Albert N. Martin addresses the critical doctrine of saving faith as a missing emphasis in contemporary evangelical preaching, arguing that widespread confusion about faith's nature has resulted in numerous false conversions and nominal Christianity. Martin establishes two foundational premises: (1) Jesus Christ Himself—not merely facts about His work—is the proper object of saving faith, and (2) unreserved self-commitment to Christ constitutes the essence of saving faith. Drawing extensively from John 1:12, John 3:16, Acts 16:31, and Matthew 11:28, Martin demonstrates that Scripture consistently calls sinners to believe upon or in the person of Christ rather than in doctrinal propositions about His death and resurrection. From these premises, he derives three inescapable conclusions grounded in Reformed soteriology: it is impossible to receive Christ as Savior while refusing Him as Lord; becoming a believer and becoming a disciple are synonymous, not sequential experiences; and saving faith necessarily presupposes the miracle of regeneration, since the natural human will remains in rebellion against God until sovereignly renewed by the Holy Spirit. Martin's critique addresses the practical erosion of Christian discipleship and moral transformation that results when the gospel is presented as merely transactional forgiveness divorced from Christ's lordship and the believer's submission to His authority.

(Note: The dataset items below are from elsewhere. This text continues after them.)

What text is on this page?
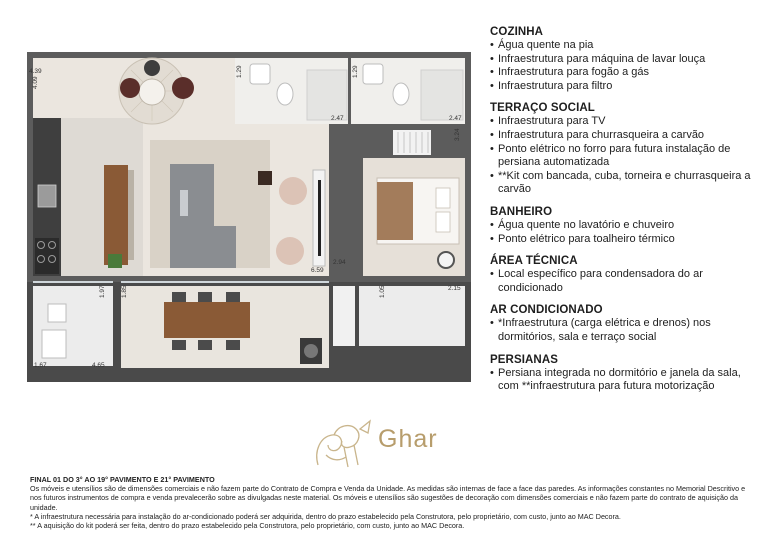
4.39
4.09
1.29
2.47
1.29
2.47
3.24
6.59
2.94
1.97 1.85
1.67	4.65
1.05	2.15
COZINHA
• Água quente na pia
• Infraestrutura para máquina de lavar louça
• Infraestrutura para fogão a gás
• Infraestrutura para filtro
TERRAÇO SOCIAL
• Infraestrutura para TV
• Infraestrutura para churrasqueira a carvão
• Ponto elétrico no forro para futura instalação de persiana automatizada
• **Kit com bancada, cuba, torneira e churrasqueira a carvão
BANHEIRO
• Água quente no lavatório e chuveiro
• Ponto elétrico para toalheiro térmico
ÁREA TÉCNICA
• Local específico para condensadora do ar condicionado
AR CONDICIONADO
• *Infraestrutura (carga elétrica e drenos) nos dormitórios, sala e terraço social
PERSIANAS
• Persiana integrada no dormitório e janela da sala, com **infraestrutura para futura motorização
Ghar
FINAL 01 DO 3° AO 19° PAVIMENTO E 21° PAVIMENTO
Os móveis e utensílios são de dimensões comerciais e não fazem parte do Contrato de Compra e Venda da Unidade. As medidas são internas de face a face das paredes. As informações constantes no Memorial Descritivo e nos futuros instrumentos de compra e venda prevalecerão sobre as divulgadas neste material. Os móveis e utensílios são sugestões de decoração com dimensões comerciais e não fazem parte do contrato de aquisição da unidade.
* A infraestrutura necessária para instalação do ar-condicionado poderá ser adquirida, dentro do prazo estabelecido pela Construtora, pelo proprietário, com custo, junto ao MAC Decora.
** A aquisição do kit poderá ser feita, dentro do prazo estabelecido pela Construtora, pelo proprietário, com custo, junto ao MAC Decora.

“The Lord Jesus Christ Himself is the object of saving faith... It is not any facet of the work of Christ that is made the object of saving faith, but it is the person himself who accomplished the work.”
“It is morally and spiritually impossible to receive Christ as Savior while refusing to bow to Him as Lord... You can't receive a half Christ. You can only receive a whole Christ.”
“The nature of saving faith is to be understood in the terms we've expounded tonight. Unreserved self-commitment to Him is of the essence of saving faith... The Lord Jesus Christ Himself is the object of saving faith.”
“Unless the Father grants something that they do not have by nature, they'll never come... It is morally and spiritually impossible to exercise saving faith without a miracle of regeneration.”